Les institutions publiques telles que la Direction générale de l'éducation et des enseignements (DGEE) n’a donné aucune réponse aux demandes de collaboration de l’association. Elle a aussi proposé à la Maison de la culture des livres de jeunesse qui évoquent l’homosexualité ou la transsexualité, sans beaucoup plus de succès. Par exemple, les livres proposés ont des titres tels que : Jean a deux mamans ; Daddy, Papa and me ou encore Marre du rose. Karel Luciani condamne ces rejets et ce manque de volonté des structures de jeunesse : “Ces livres n’ont rien de sexuel. J’ai eu l’impression qu’ils ont pris ça pour de l’incitation à l’homosexualité, alors qu’il s’agit juste d’informer”. Il pense que le manque de tolérance est dû au manque d’information et de sensibilisation à ce sujet, et aimerait que les différences soient accueillies dans la société au lieu d’être rejetées. Les LGBT, ne sachant pas vers qui se tourner pour en parler, s’effacent.
 
Seul rayon de soleil dans les sollicitations de Cousins Cousines, le retour positif de Chantal Galenon, présidente du Conseil des femmes de Polynésie, qui accepte de soutenir la cause et d'œuvrer pour que les victimes se fassent entendre. Karel Luciani tient également à rappeler l’égalité des genres et souhaite mettre fin à aux “étiquettes” qui sont des clichés de la société. Notamment ceux de l’orientation religieuse fortement chrétienne de la Polynésie, qui prône l’hétérosexualité : “J’entends souvent : Dieu a créé Adam et Eve, et non Adam et Yves”.
 

“Une évolution dans les mentalités”
 
Karel Luciani a quand même des raisons de se réjouir. Il note que les mentalités changent et que de plus en plus de personnes font preuve de tolérance.

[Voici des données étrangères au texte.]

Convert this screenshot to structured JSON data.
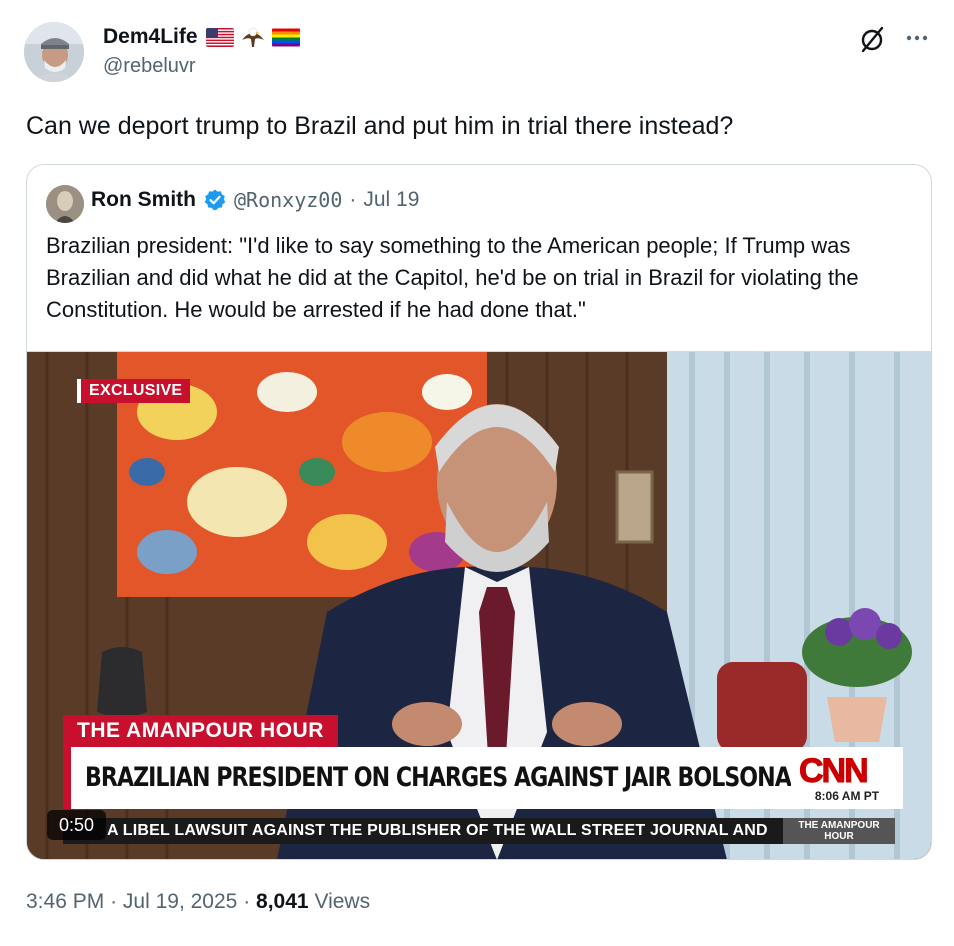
{
  "author": {
    "name": "Dem4Life",
    "handle": "@rebeluvr",
    "badges": [
      "us-flag-icon",
      "eagle-icon",
      "rainbow-flag-icon"
    ]
  },
  "tweet": {
    "text": "Can we deport trump to Brazil and put him in trial there instead?"
  },
  "quote": {
    "name": "Ron Smith",
    "verified": true,
    "handle": "@Ronxyz00",
    "separator": "·",
    "date": "Jul 19",
    "text": "Brazilian president: \"I'd like to say something to the American people; If Trump was Brazilian and did what he did at the Capitol, he'd be on trial in Brazil for violating the Constitution. He would be arrested if he had done that.\""
  },
  "video": {
    "exclusive_label": "EXCLUSIVE",
    "show_label": "THE AMANPOUR HOUR",
    "headline": "BRAZILIAN PRESIDENT ON CHARGES AGAINST JAIR BOLSONARO",
    "network": "CNN",
    "time": "8:06 AM PT",
    "ticker": "A LIBEL LAWSUIT AGAINST THE PUBLISHER OF THE WALL STREET JOURNAL AND",
    "ticker_show_line1": "THE AMANPOUR",
    "ticker_show_line2": "HOUR",
    "duration": "0:50"
  },
  "meta": {
    "time": "3:46 PM",
    "dot": "·",
    "date": "Jul 19, 2025",
    "views_count": "8,041",
    "views_label": "Views"
  },
  "colors": {
    "text_primary": "#0f1419",
    "text_secondary": "#536471",
    "border": "#cfd9de",
    "verified_blue": "#1d9bf0",
    "cnn_red": "#cc0000"
  }
}
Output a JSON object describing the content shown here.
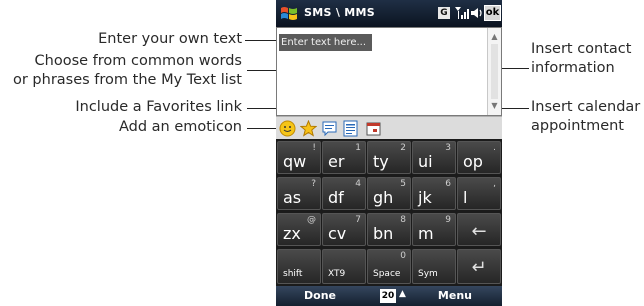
{
  "callouts": {
    "own_text": "Enter your own text",
    "common_words_line1": "Choose from common words",
    "common_words_line2": "or phrases from the My Text list",
    "favorites": "Include a Favorites link",
    "emoticon": "Add an emoticon",
    "contact_line1": "Insert contact",
    "contact_line2": "information",
    "calendar_line1": "Insert calendar",
    "calendar_line2": "appointment"
  },
  "titlebar": {
    "title": "SMS \\ MMS",
    "network_badge": "G",
    "ok_label": "ok"
  },
  "compose": {
    "placeholder": "Enter text here..."
  },
  "toolbar": {
    "icons": [
      "emoticon-icon",
      "favorites-star-icon",
      "my-text-icon",
      "contact-card-icon",
      "calendar-icon"
    ]
  },
  "keyboard": {
    "rows": [
      [
        {
          "main": "qw",
          "sub": "!"
        },
        {
          "main": "er",
          "sub": "1"
        },
        {
          "main": "ty",
          "sub": "2"
        },
        {
          "main": "ui",
          "sub": "3"
        },
        {
          "main": "op",
          "sub": "."
        }
      ],
      [
        {
          "main": "as",
          "sub": "?"
        },
        {
          "main": "df",
          "sub": "4"
        },
        {
          "main": "gh",
          "sub": "5"
        },
        {
          "main": "jk",
          "sub": "6"
        },
        {
          "main": "l",
          "sub": ","
        }
      ],
      [
        {
          "main": "zx",
          "sub": "@"
        },
        {
          "main": "cv",
          "sub": "7"
        },
        {
          "main": "bn",
          "sub": "8"
        },
        {
          "main": "m",
          "sub": "9"
        },
        {
          "glyph": "←"
        }
      ],
      [
        {
          "small": "shift"
        },
        {
          "small": "XT9"
        },
        {
          "small": "Space",
          "sub": "0"
        },
        {
          "small": "Sym"
        },
        {
          "glyph": "↵"
        }
      ]
    ]
  },
  "softkeys": {
    "left": "Done",
    "count": "20",
    "caret": "▲",
    "right": "Menu"
  },
  "colors": {
    "titlebar": "#0b1320",
    "keyboard_bg": "#1b1b1b",
    "toolbar_bg": "#dcdcdc"
  }
}
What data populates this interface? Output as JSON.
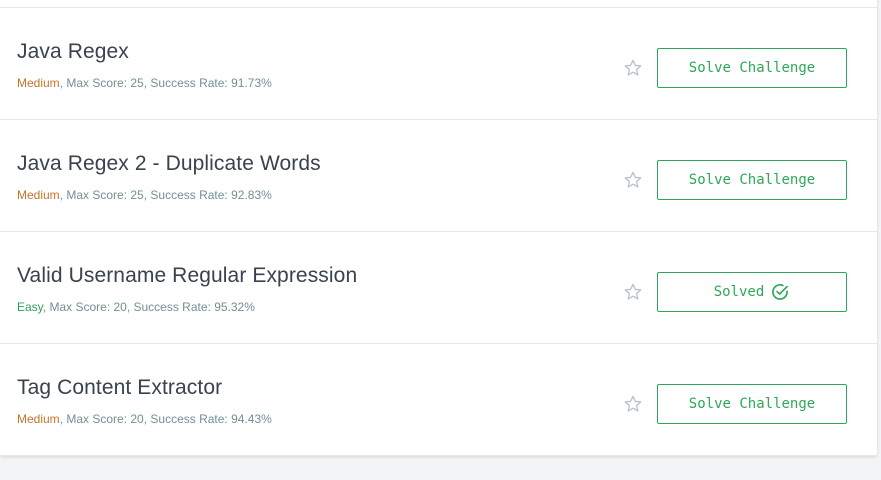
{
  "colors": {
    "accent_green": "#2ea858",
    "medium": "#c6742c",
    "easy": "#2da160",
    "meta": "#738f93",
    "title": "#39424e"
  },
  "challenges": [
    {
      "title": "Java Regex",
      "difficulty": "Medium",
      "rest": ", Max Score: 25, Success Rate: 91.73%",
      "button": "Solve Challenge",
      "solved": false,
      "star_icon": "star-outline-icon"
    },
    {
      "title": "Java Regex 2 - Duplicate Words",
      "difficulty": "Medium",
      "rest": ", Max Score: 25, Success Rate: 92.83%",
      "button": "Solve Challenge",
      "solved": false,
      "star_icon": "star-outline-icon"
    },
    {
      "title": "Valid Username Regular Expression",
      "difficulty": "Easy",
      "rest": ", Max Score: 20, Success Rate: 95.32%",
      "button": "Solved",
      "solved": true,
      "star_icon": "star-outline-icon",
      "button_icon": "check-circle-icon"
    },
    {
      "title": "Tag Content Extractor",
      "difficulty": "Medium",
      "rest": ", Max Score: 20, Success Rate: 94.43%",
      "button": "Solve Challenge",
      "solved": false,
      "star_icon": "star-outline-icon"
    }
  ]
}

Il remarque : “Au moment où la loi pour le mariage pour tous a été annoncée, ça a fait polémique. Maintenant, de plus en plus de gens félicitent les mariés ou les mariées. C’est devenu normal et les gens l’acceptent et s’en réjouissent même”. Cette évolution est notamment due aux lois instaurées, ce qui donne plus de droits à la communauté LGBT, même s'il reste des progrès à faire.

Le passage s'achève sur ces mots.